Will autonomous technology make driving a car a thing of history?
Is Skynet self-aware? Well, I can say that a part of it did wake up on July 11 in Barcelona, Spain. Or at least that's the day we found out about it. I was there to see it happen, right there on a stage after a dozen dance performers and a glitzy light and sound extravaganza had blown our minds. Then Audi rolled out the new A8, and announced to the world that it was the first series production level-3 autonomous car. A car that drove by itself, because it could think. Without human intervention. Without anyone's hands on the steering wheel. Without having to be told what to do next! Artificial intelligence had come alive in the most visual form we know, a car!
Rewind my clock to just a few days before in Boxberg in Germany, where I met a young developer who along with a team had created a conceptual autonomous truck. It was a magnificent thing. Dubbed the Vision X, it had one amazing feature that allowed it to hook up with other trucks in a continuous chain, enabling the driver to travel hands-free. Only the truck at the lead would power the chain and the rest would conserve their energy. Like the Audi A8, it used the Internet of Things (IoT) cloud to perform a seamless job. It was safe, followed instructions to the 'T' and would never lose its way.

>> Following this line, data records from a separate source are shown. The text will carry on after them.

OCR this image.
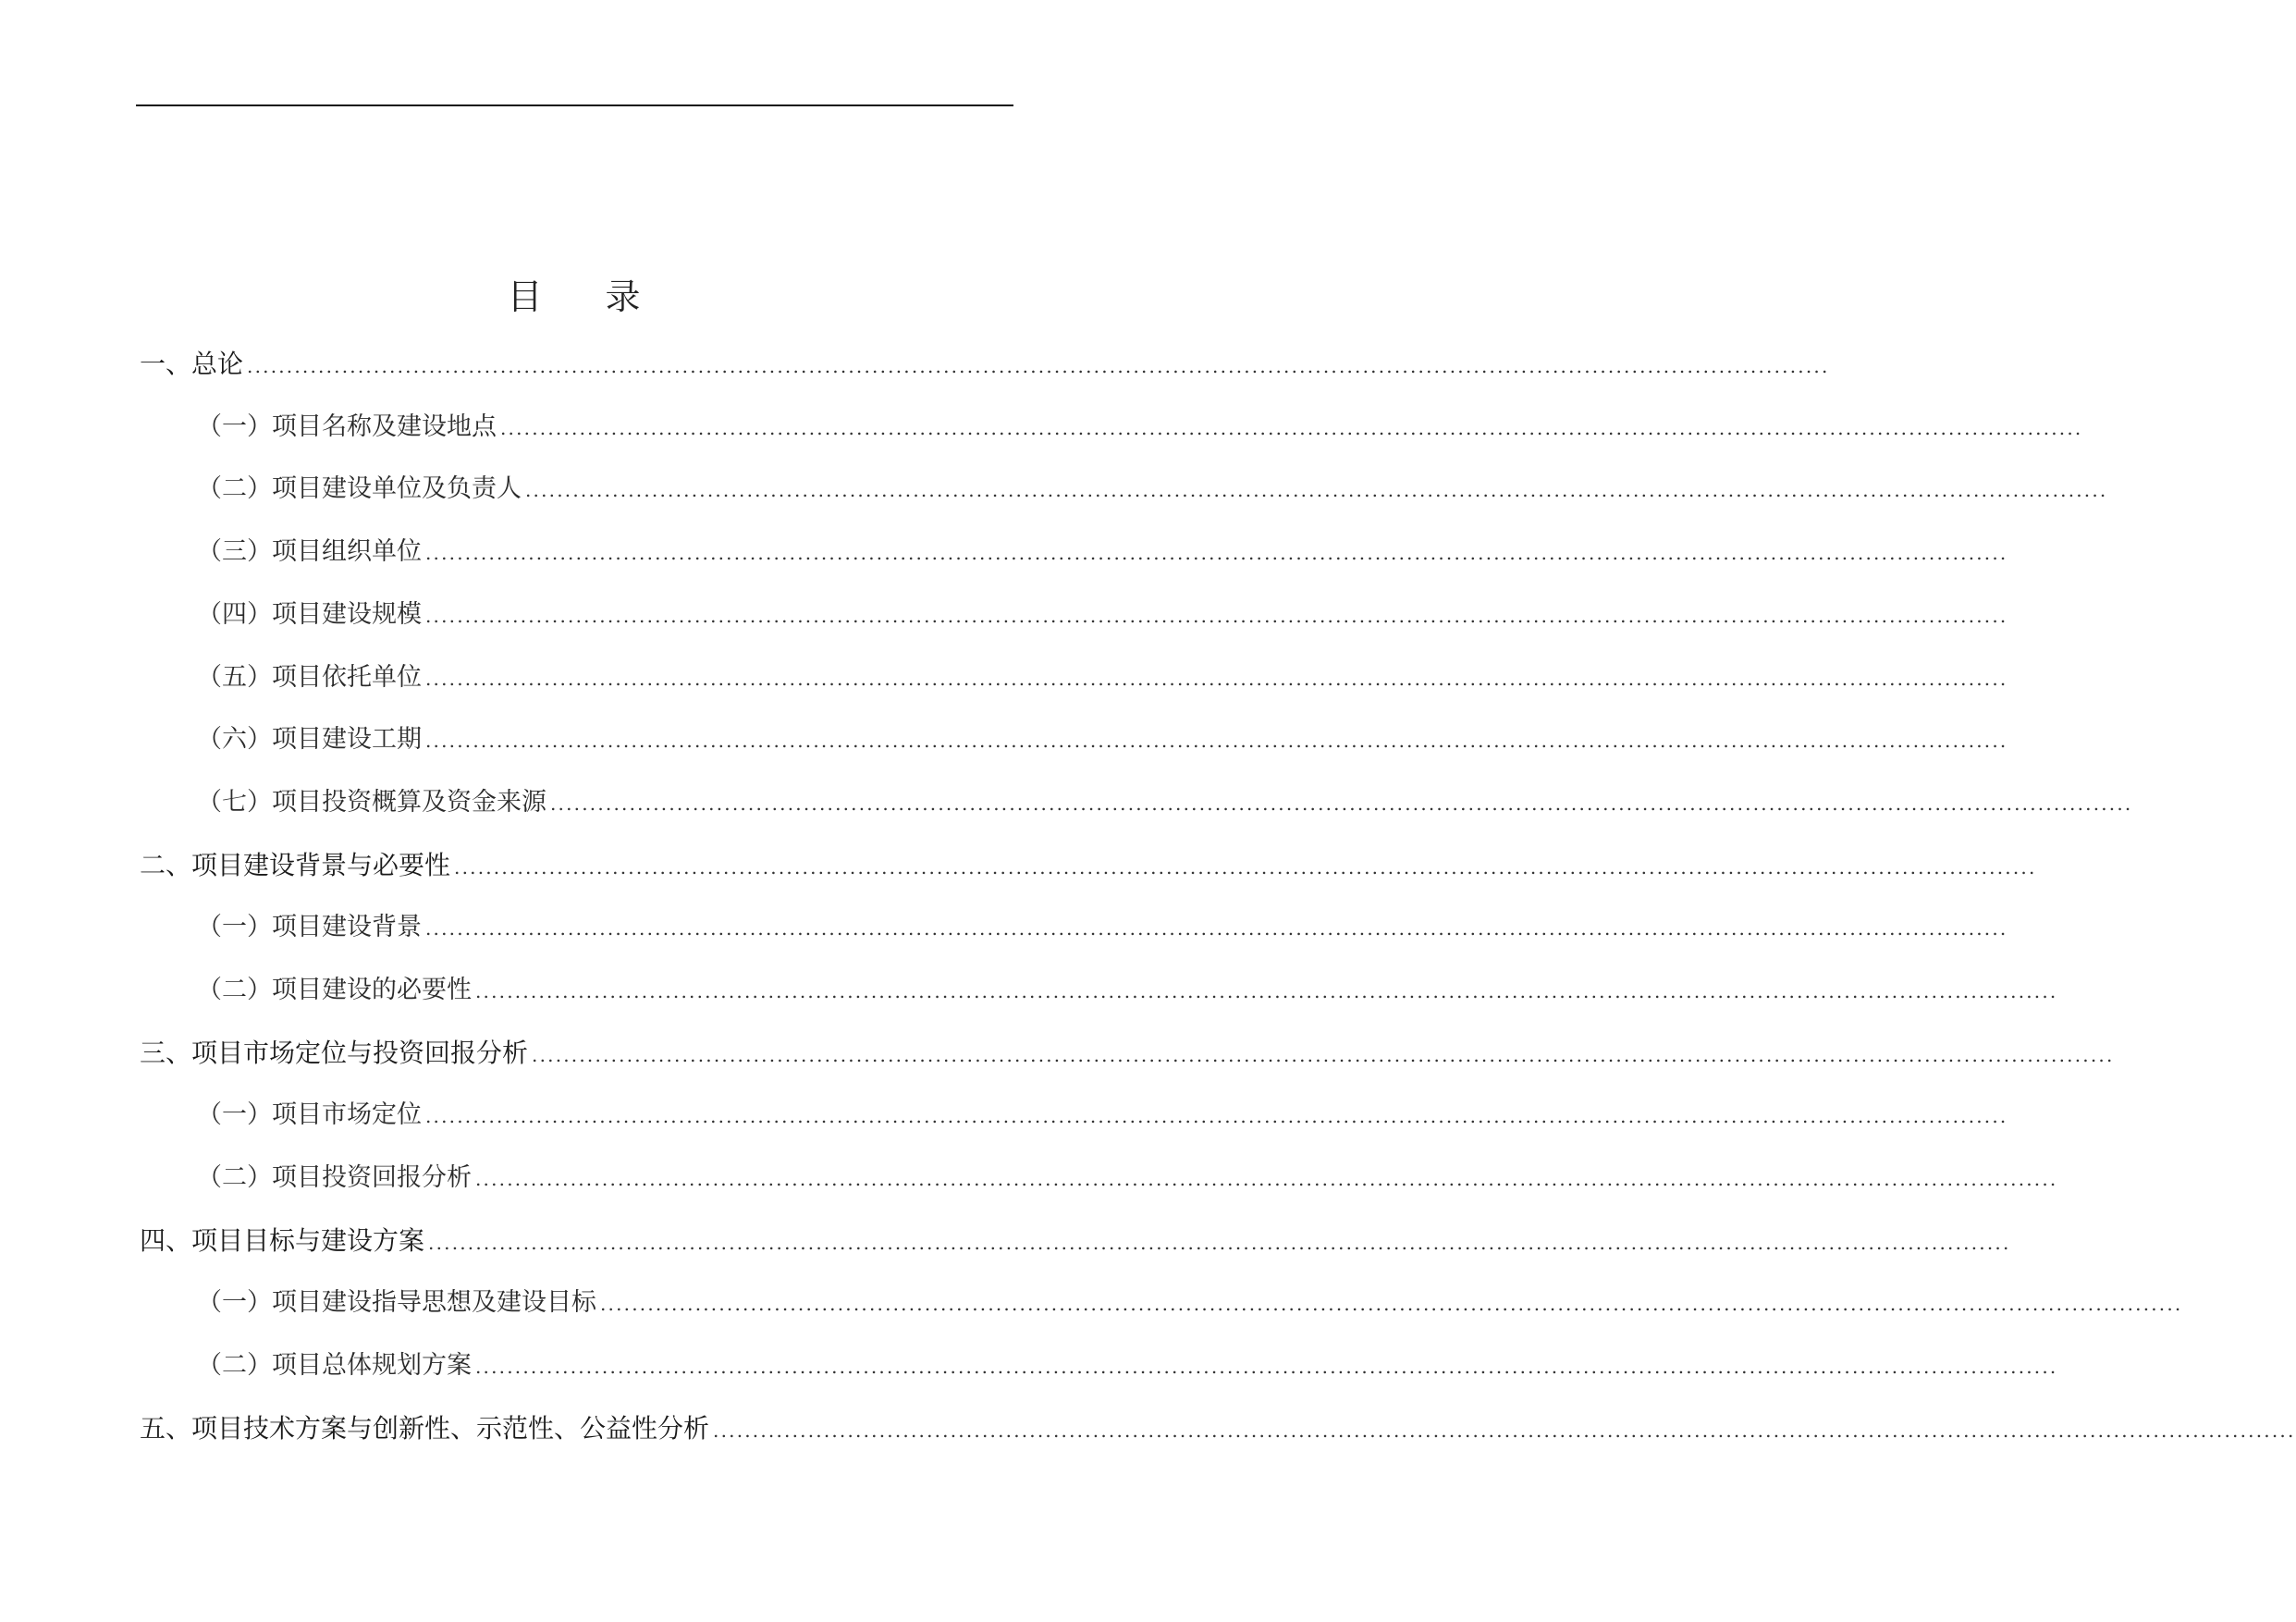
目 录
一、总论 ........................................................................................................................................................................................................
（一）项目名称及建设地点 ........................................................................................................................................................................................................
（二）项目建设单位及负责人 ........................................................................................................................................................................................................
（三）项目组织单位 ........................................................................................................................................................................................................
（四）项目建设规模 ........................................................................................................................................................................................................
（五）项目依托单位 ........................................................................................................................................................................................................
（六）项目建设工期 ........................................................................................................................................................................................................
（七）项目投资概算及资金来源 ........................................................................................................................................................................................................
二、项目建设背景与必要性 ........................................................................................................................................................................................................
（一）项目建设背景 ........................................................................................................................................................................................................
（二）项目建设的必要性 ........................................................................................................................................................................................................
三、项目市场定位与投资回报分析 ........................................................................................................................................................................................................
（一）项目市场定位 ........................................................................................................................................................................................................
（二）项目投资回报分析 ........................................................................................................................................................................................................
四、项目目标与建设方案 ........................................................................................................................................................................................................
（一）项目建设指导思想及建设目标 ........................................................................................................................................................................................................
（二）项目总体规划方案 ........................................................................................................................................................................................................
五、项目技术方案与创新性、示范性、公益性分析 ........................................................................................................................................................................................................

Rewind once more by a day. I met up with some innovators at a Bosch start-up division called Heimat. The Bosch start-up funds and encourages start-ups to develop their ideas into commercial properties. One example was a unique warehouse forklift developed by Zenoway. The forklift had no driver, it was autonomous, and it can make its way through any warehouse without bumping into anything. All it needs is the layout of the warehouse mapped out once and thereon it will find its way around the entire warehouse. It improves efficiency, productivity, speed, and safety and is more cost-efficient as well.
All of the three cases above are fantastic. They are signs that technology is moving at a pace we could not have imagined just five years ago. In another five years we may not be shocked and awed any longer at some of humanity's phenomenal achievements and we'd still not be anywhere close to the putting a cherry on top of it all!
In the automotive business, think of the leaps we'd take in terms of safety, for instance. Autonomous cars are devoid of ego, rage, prejudice, anxiety, fear, confidence and so many other human failings that affect our ability to drive safely, especially in high-stress environments. Without these emotions and with better communication skills, I doubt anyone would ever get injured, let alone perish in a vehicle of any sort. Bosch claims over 260,000 accidents could be avoided using connected technologies.
But there is one common thread entwining all of those cases above and several more like them, and it's quite a morbid thread. That thread takes away the role humans play. Bots or artificial intelligence or, as Bill Gates calls it, software substitution will reduce the need for people to play out those roles. The larger implication is of course that jobs will be lost. They are already building apps that can write stories, so one day even my role as a writer may be obsolete. When the automobile goes to level 5 of autonomity, it will no longer have the need for a driver. Thousands of jobs are being displaced every year to automation.
Some robot somewhere is replacing a few hundred humans every day. Uber, for instance, is already exploring the possibility of replacing its drivers with autonomous cars, even though the thought contradicts its business model of not owning any assets. Still Uber believes it could retain all its fare without having to work on subsidy models for drivers which is driving down profits in several markets, if it only had to rely on artificial intelligence.
My fear is larger still, with the advent of autonomous cars, will legislation allow people to ever pilot their own cars? With road safety gaining more importance by the day, automated systems in cars that simply won't make the wrong decision will definitely hold precedence over humans. And for autonomous mobility to work, everything needs to follow the same principles else that society will break down.
I recently got into an autonomous car in Germany; it followed a designated path around a circuit at comfortable speeds. And it was by far the most boring drive of my life ever. The car would not put a step out of place, while if I had been behind the wheel, I would have been finding the line closest to the kerb, balancing the throttle, staying off the brakes till the very last moment, holding down the steering wheel to make the corner. As exciting as the thought of autonomous cars is, my emotions are split down the middle. I don't know whether to laud the advent of autonomous cars or curse the day when even the simple joys I get from driving a car will be a thing of history!